Investigators and Affiliations

  • Matthew J. Germino, Ph.D., Research Ecologist, United States Geological Survey, Forest and Rangeland Ecosystem Science Center, Boise Idaho


  • Nancy F. Glenn, Ph.D., Professor, Geosciences Department, Idaho State University, Boise, Idaho
  • Joel Sankey, Ph.D., Research Scientist, United States Geological Survey, Flagstaff, Arizona

Funding Sources

  • USDA National Institute for Food and Agriculture, Rangelands Program


Background: Wind erosion following large wildfires on and around the INL Site is a recurrent threat to human health and safety, DOE operations and trafficability, and ecological and hydrological condition of the INL Site and down-wind landscapes. Causes and consequences of wind erosion are mainly known from warm deserts (e.g. Southwest US), dunefields, and croplands, and some but not all findings are transferable to the cold desert environments such as where the INL Site lies.


This is a large and multifaceted research program with the overall goal being to determine and describe wildland fire effects on wind erosion in rangelands on and around the INL Site. The specific objectives include the following:

  • To quantify the role of wind erosion and dust emissions in post-fire environments as well as the associated potential impacts on site fertility, invasibility by exotic grasses, micro-scale geomorphology, and regional air quality.
  • To determine if the aerodynamic parameters friction velocity, roughness length, and displacement height change through time following wildland fire, and to identify how these parameters relate to vegetation recovery after fire.
  • To determine the effects of repeat burning on levels of wind erosion, for sites that reburn a few years following prior fires.
  • To determine how weather and surface-soil moisture variations relate to (i.e. control) erodibility over the months when vegetation has yet to recover on the site.
  • To link monitoring of near-soil saltation activity to dust emission and model regional dust plumes culminating from INL Site fires, using a combination of ground-level, air quality, and remotely sensed approaches.

Accomplishments through 2013:

We continued to analyze the robust dataset we have on saltation and sediment flux from the 2010 Jefferson Fire (data through summer 2011) and visited the site to assess vegetation recovery. We have begun preparation of a field guide to post-fire wind erosion for managers.

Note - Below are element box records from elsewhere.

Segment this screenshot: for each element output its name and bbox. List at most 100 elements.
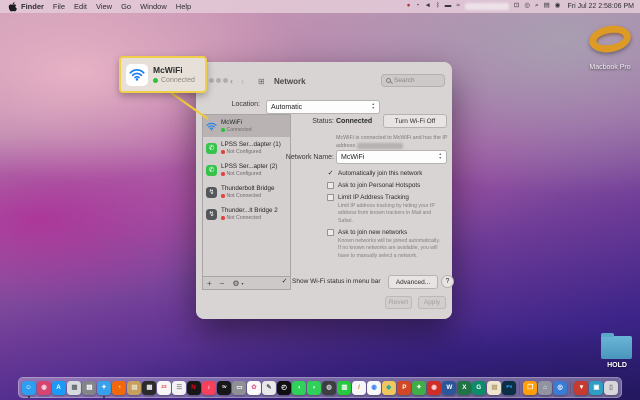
menu-item-view[interactable]: View bbox=[96, 2, 112, 11]
window-titlebar[interactable]: ‹ › ⊞ Network bbox=[196, 62, 452, 88]
remove-interface-button[interactable]: − bbox=[216, 279, 229, 288]
dock-item-clock-app[interactable]: ◴ bbox=[277, 380, 291, 395]
dock-item-design-app[interactable]: ✎ bbox=[262, 380, 276, 395]
apply-button[interactable]: Apply bbox=[418, 296, 446, 309]
dock-item-sketch[interactable]: ◆ bbox=[382, 380, 396, 395]
recording-indicator-icon[interactable]: ● bbox=[407, 3, 411, 10]
dock-item-camera-app[interactable]: ▣ bbox=[589, 380, 603, 395]
dock-item-photos[interactable]: ✿ bbox=[247, 380, 261, 395]
dock-item-globe-app[interactable]: ◍ bbox=[322, 380, 336, 395]
dock-item-safari[interactable]: ✦ bbox=[97, 380, 111, 395]
sketch-icon: ◆ bbox=[386, 384, 392, 391]
menu-item-file[interactable]: File bbox=[53, 2, 65, 11]
menu-item-edit[interactable]: Edit bbox=[74, 2, 87, 11]
dock-item-excel[interactable]: X bbox=[457, 380, 471, 395]
add-interface-button[interactable]: + bbox=[203, 279, 216, 288]
dock-item-siri[interactable]: ◉ bbox=[37, 380, 51, 395]
dock-item-apple-tv[interactable]: tv bbox=[217, 380, 231, 395]
control-center-icon[interactable]: ▤ bbox=[544, 3, 550, 10]
dock-item-app-store[interactable]: A bbox=[52, 380, 66, 395]
battery-icon[interactable]: ▬ bbox=[445, 3, 452, 10]
dock-item-notes-beige[interactable]: ▤ bbox=[487, 380, 501, 395]
location-dropdown[interactable]: Automatic ▲ ▼ bbox=[266, 100, 380, 114]
volume-icon[interactable]: ◄ bbox=[424, 3, 430, 10]
preferences-search-field[interactable] bbox=[381, 74, 445, 87]
menu-item-help[interactable]: Help bbox=[176, 2, 191, 11]
help-button[interactable]: ? bbox=[441, 275, 454, 288]
checkbox-ask-join-new[interactable]: Ask to join new networks bbox=[327, 229, 447, 237]
turn-wifi-off-button[interactable]: Turn Wi-Fi Off bbox=[383, 114, 447, 128]
menu-bar-status: ● ◔ ◄ ᛒ ▬ ≈ ⊡ ◎ ⌕ ▤ ◉ Fri Jul 22 2:58:06 PM bbox=[407, 3, 634, 10]
sidebar-item-thunderbolt-bridge-2[interactable]: ↯ Thunder...lt Bridge 2 Not Connected bbox=[203, 203, 290, 225]
dock-item-green-app[interactable]: ✦ bbox=[412, 380, 426, 395]
interface-status: Not Configured bbox=[226, 149, 262, 155]
show-all-icon[interactable]: ⊞ bbox=[258, 77, 265, 86]
bluetooth-icon[interactable]: ᛒ bbox=[436, 3, 440, 10]
checkbox-limit-ip-tracking[interactable]: Limit IP Address Tracking bbox=[327, 194, 447, 202]
dock-item-reminders[interactable]: ☰ bbox=[172, 380, 186, 395]
menu-item-finder[interactable]: Finder bbox=[21, 2, 44, 11]
menu-item-window[interactable]: Window bbox=[140, 2, 167, 11]
dock-item-grammarly[interactable]: G bbox=[472, 380, 486, 395]
dock-item-pencil-app[interactable]: / bbox=[352, 380, 366, 395]
menu-item-go[interactable]: Go bbox=[121, 2, 131, 11]
dock-item-mission-control[interactable]: ▦ bbox=[142, 380, 156, 395]
hard-disk-label[interactable]: Macbook Pro bbox=[570, 64, 640, 71]
dock-item-netflix[interactable]: N bbox=[187, 380, 201, 395]
hard-disk-icon[interactable] bbox=[587, 22, 633, 56]
dock-item-launchpad[interactable]: ▦ bbox=[67, 380, 81, 395]
dock-item-trash[interactable]: ▯ bbox=[604, 380, 618, 395]
display-icon[interactable]: ⊡ bbox=[514, 3, 519, 10]
forward-button[interactable]: › bbox=[241, 76, 244, 86]
dock-item-chrome[interactable]: ◉ bbox=[367, 380, 381, 395]
checkbox-mark[interactable] bbox=[327, 182, 334, 190]
shortcuts-icon[interactable]: ◎ bbox=[524, 3, 530, 10]
chrome-icon: ◉ bbox=[371, 384, 377, 391]
dock-item-red-app[interactable]: ◉ bbox=[427, 380, 441, 395]
search-input[interactable] bbox=[394, 77, 438, 84]
dock-item-notes-tan[interactable]: ▤ bbox=[127, 380, 141, 395]
dock-item-window-app[interactable]: ▭ bbox=[232, 380, 246, 395]
siri-icon[interactable]: ◉ bbox=[555, 3, 561, 10]
finder-icon: ☺ bbox=[25, 384, 33, 391]
hold-folder-icon[interactable] bbox=[601, 333, 632, 359]
checkbox-mark[interactable] bbox=[327, 194, 334, 202]
checkbox-show-wifi-menubar[interactable]: ✓ Show Wi-Fi status in menu bar bbox=[281, 278, 381, 286]
advanced-button[interactable]: Advanced... bbox=[388, 275, 438, 289]
dock-item-music[interactable]: ♪ bbox=[202, 380, 216, 395]
status-dot bbox=[221, 150, 225, 154]
spotlight-icon[interactable]: ⌕ bbox=[535, 3, 539, 10]
zoom-button[interactable] bbox=[223, 78, 228, 83]
dock-item-compass-app[interactable]: ◎ bbox=[553, 380, 567, 395]
close-button[interactable] bbox=[209, 78, 214, 83]
dock-item-keyboard-app[interactable]: ▤ bbox=[82, 380, 96, 395]
dock-item-downloads[interactable]: ▼ bbox=[574, 380, 588, 395]
dock-item-photoshop[interactable]: Ps bbox=[502, 380, 516, 395]
network-name-dropdown[interactable]: McWiFi ▲ ▼ bbox=[336, 150, 447, 164]
revert-button[interactable]: Revert bbox=[385, 296, 412, 309]
dock-item-facetime[interactable]: ◖ bbox=[292, 380, 306, 395]
checkbox-mark[interactable]: ✓ bbox=[281, 278, 288, 285]
dock-item-word[interactable]: W bbox=[442, 380, 456, 395]
back-button[interactable]: ‹ bbox=[230, 76, 233, 86]
checkbox-personal-hotspots[interactable]: Ask to join Personal Hotspots bbox=[327, 182, 447, 190]
sidebar-item-thunderbolt-bridge[interactable]: ↯ Thunderbolt Bridge Not Connected bbox=[203, 181, 290, 203]
dock-item-books[interactable]: ❐ bbox=[523, 380, 537, 395]
dock-item-home[interactable]: ⌂ bbox=[538, 380, 552, 395]
dock-item-messages[interactable]: ◗ bbox=[307, 380, 321, 395]
menu-bar-clock[interactable]: Fri Jul 22 2:58:06 PM bbox=[567, 3, 634, 10]
dock-item-firefox[interactable]: ◔ bbox=[112, 380, 126, 395]
checkbox-mark[interactable] bbox=[327, 229, 334, 237]
sidebar-item-lpss-serial-2[interactable]: ✆ LPSS Ser...apter (2) Not Configured bbox=[203, 159, 290, 181]
apple-menu-icon[interactable] bbox=[8, 1, 17, 12]
dock-item-stocks[interactable]: ▥ bbox=[337, 380, 351, 395]
wifi-menu-icon[interactable]: ≈ bbox=[456, 3, 460, 10]
minimize-button[interactable] bbox=[216, 78, 221, 83]
dock-item-finder[interactable]: ☺ bbox=[22, 380, 36, 395]
dock-item-powerpoint[interactable]: P bbox=[397, 380, 411, 395]
hold-folder-label[interactable]: HOLD bbox=[596, 362, 638, 369]
checkbox-auto-join[interactable]: ✓ Automatically join this network bbox=[327, 170, 447, 178]
checkbox-mark[interactable]: ✓ bbox=[327, 170, 334, 177]
dock-item-calendar[interactable]: 22 bbox=[157, 380, 171, 395]
time-machine-icon[interactable]: ◔ bbox=[416, 3, 420, 10]
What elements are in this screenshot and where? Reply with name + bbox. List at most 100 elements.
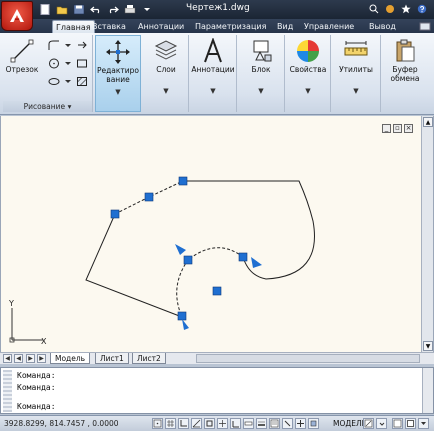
viewport-minimize-button[interactable]: _: [382, 124, 391, 133]
block-button[interactable]: Блок ▼: [237, 37, 285, 96]
tab-model[interactable]: Модель: [50, 353, 91, 364]
print-icon[interactable]: [123, 3, 136, 15]
arc-midpoint-grip[interactable]: [183, 255, 193, 265]
utilities-button[interactable]: Утилиты ▼: [331, 37, 381, 96]
layers-button[interactable]: Слои ▼: [143, 37, 189, 96]
tab-layout2[interactable]: Лист2: [132, 353, 166, 364]
rectangle-icon[interactable]: [75, 57, 89, 69]
command-line-window[interactable]: Команда: Команда: Команда:: [0, 367, 434, 414]
modify-panel[interactable]: Редактиро вание ▼: [95, 35, 141, 112]
drawing-area[interactable]: Y X _ ▫ × ▲ ▼: [0, 116, 434, 352]
modify-label-line1: Редактиро: [96, 66, 140, 75]
prev-layout-arrow-icon[interactable]: ◀: [14, 354, 23, 363]
application-menu-button[interactable]: [1, 1, 33, 31]
modify-button[interactable]: Редактиро вание ▼: [96, 38, 140, 97]
move-arrow-icon[interactable]: [75, 39, 89, 51]
properties-button[interactable]: Свойства ▼: [285, 37, 331, 96]
first-layout-arrow-icon[interactable]: ◀: [3, 354, 12, 363]
direction-grip-triangle[interactable]: [182, 319, 189, 330]
undo-icon[interactable]: [89, 3, 102, 15]
hatch-icon[interactable]: [75, 75, 89, 87]
horizontal-scrollbar[interactable]: [196, 354, 420, 363]
qat-dropdown-icon[interactable]: [140, 3, 153, 15]
direction-grip-triangle[interactable]: [175, 244, 186, 255]
grid-display-icon[interactable]: [165, 418, 176, 429]
command-prompt[interactable]: Команда:: [17, 402, 56, 411]
tab-manage[interactable]: Управление: [301, 20, 357, 33]
midpoint-grip[interactable]: [144, 192, 154, 202]
last-layout-arrow-icon[interactable]: ▶: [37, 354, 46, 363]
direction-grip-triangle[interactable]: [251, 257, 262, 268]
vertex-grip[interactable]: [110, 209, 120, 219]
communication-icon[interactable]: [383, 3, 396, 15]
favorites-star-icon[interactable]: [399, 3, 412, 15]
clipboard-panel: Буфер обмена: [381, 35, 431, 112]
polyline-dropdown-icon[interactable]: [61, 39, 75, 51]
workspace-switch-icon[interactable]: [405, 418, 416, 429]
vertex-grip[interactable]: [238, 252, 248, 262]
ellipse-icon[interactable]: [47, 75, 61, 87]
dynamic-ucs-icon[interactable]: [230, 418, 241, 429]
layers-label: Слои: [156, 65, 176, 74]
tool-button-icon[interactable]: [282, 418, 293, 429]
status-bar-menu-icon[interactable]: [418, 418, 429, 429]
save-icon[interactable]: [72, 3, 85, 15]
new-file-icon[interactable]: [38, 3, 51, 15]
quick-view-layouts-icon[interactable]: [363, 418, 374, 429]
tab-parametric[interactable]: Параметризация: [192, 20, 269, 33]
vertex-grip[interactable]: [177, 311, 187, 321]
ellipse-dropdown-icon[interactable]: [61, 75, 75, 87]
draw-panel-title[interactable]: Рисование ▾: [3, 101, 92, 112]
title-bar-tools: [367, 3, 428, 15]
circle-dropdown-icon[interactable]: [61, 57, 75, 69]
tool-button-icon[interactable]: [308, 418, 319, 429]
object-snap-tracking-icon[interactable]: [217, 418, 228, 429]
quick-properties-icon[interactable]: [269, 418, 280, 429]
vertex-grip[interactable]: [178, 176, 188, 186]
help-icon[interactable]: [415, 3, 428, 15]
polar-tracking-icon[interactable]: [191, 418, 202, 429]
viewport-restore-button[interactable]: ▫: [393, 124, 402, 133]
lineweight-icon[interactable]: [256, 418, 267, 429]
redo-icon[interactable]: [106, 3, 119, 15]
command-line-scrollbar[interactable]: [422, 368, 433, 413]
autocad-logo-icon: [10, 9, 24, 22]
drawing-canvas[interactable]: Y X: [1, 116, 422, 352]
block-dropdown-icon: ▼: [258, 87, 264, 95]
polyline-icon[interactable]: [47, 39, 61, 51]
ortho-mode-icon[interactable]: [178, 418, 189, 429]
center-grip[interactable]: [212, 286, 222, 296]
open-folder-icon[interactable]: [55, 3, 68, 15]
model-space-label[interactable]: МОДЕЛЬ: [333, 419, 367, 428]
dynamic-input-icon[interactable]: [243, 418, 254, 429]
line-tool-button[interactable]: Отрезок: [3, 37, 41, 74]
tab-layout1[interactable]: Лист1: [95, 353, 129, 364]
tab-annotate[interactable]: Аннотации: [135, 20, 187, 33]
tool-button-icon[interactable]: [295, 418, 306, 429]
layers-panel: Слои ▼: [143, 35, 189, 112]
snap-mode-icon[interactable]: [152, 418, 163, 429]
annotation-scale-icon[interactable]: [392, 418, 403, 429]
scroll-up-arrow-icon[interactable]: ▲: [423, 117, 433, 127]
circle-icon[interactable]: [47, 57, 61, 69]
properties-label: Свойства: [289, 65, 327, 74]
viewport-close-button[interactable]: ×: [404, 124, 413, 133]
object-snap-icon[interactable]: [204, 418, 215, 429]
viewport-controls: _ ▫ ×: [382, 124, 413, 133]
ribbon-minimize-icon[interactable]: [418, 20, 432, 32]
scroll-down-arrow-icon[interactable]: ▼: [423, 341, 433, 351]
vertical-scrollbar[interactable]: ▲ ▼: [421, 116, 433, 352]
polyline-solid-top-right: [183, 180, 315, 280]
tab-view[interactable]: Вид: [274, 20, 296, 33]
search-icon[interactable]: [367, 3, 380, 15]
next-layout-arrow-icon[interactable]: ▶: [26, 354, 35, 363]
utilities-label: Утилиты: [339, 65, 373, 74]
tab-insert[interactable]: Вставка: [89, 20, 129, 33]
quick-view-drawings-icon[interactable]: [376, 418, 387, 429]
command-line-grip[interactable]: [3, 370, 12, 412]
clipboard-button[interactable]: Буфер обмена: [381, 37, 429, 83]
annotations-button[interactable]: Аннотации ▼: [189, 37, 237, 96]
measure-ruler-icon: [342, 37, 370, 65]
command-history-line: Команда:: [17, 383, 56, 392]
tab-output[interactable]: Вывод: [366, 20, 399, 33]
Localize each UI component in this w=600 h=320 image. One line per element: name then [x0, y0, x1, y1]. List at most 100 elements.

Our efforts have substantiated patterns reported in our previous report (for 2012) and have newly revealed complex patterns of erosion as a function of rainfall. Whereas rain is typically viewed as stabilizing soils that are otherwise at risk of wind erosion, our preliminary data suggest that this generalization does not hold in the year of erosion we observed after the Jefferson Fire. Furthermore, we made observations of sustained erosion in the very dry summer 2013 on fires burned in 2011 and 2012, which suggests that our previous findings that initial vegetation recovery by the June or July following fire stabilizes the burn site may not apply to all wildfires.

Plans for Continuation:
In 2014, we do not plan to collect more field data unless new fire and erosion conditions arise. Our efforts will continue to focus on using existing data for modeling, analysis, and publication.

Publications, Theses, Reports:

  • Germino, M. J., Sankey J., Glenn N. 2013. Nutrient fluxes and their relationship to ecosystem changes associated with post-fire wind erosion and dust emission. 12th Biennial Conference of Science and Management on the Colorado Plateau. Flagstaff AZ. Sept. 16-19.
  • Germino, M. J. 2013. Post-fire wind erosion. EPA Region 10, Air Quality Conference and Workshop on Wildfire Impacts, Ellensburg, WA, March 13 (>100 regulators and stakeholders including EPA admin). (30 min presentation followed by Q/A, at request of EPA).
  • Germino, M. J. 2013. Post-fire wind erosion. National Fire Emergency Stabilization and Rehabilitation Program Annual meeting of state leads and BLM Assistant Director, Boise ID, Feb. 26 (30 min presentation followed by Q/A, at request of DOI-ESR program).
  • Germino, M. J, Glenn N.F., Hardy R., Miller S. 2013. “Dust, an emerging problem in the Great Basin: insights from 2013. Great Basin Consortium, 2nd annual meeting. Boise ID Jan. 14-16, 2013.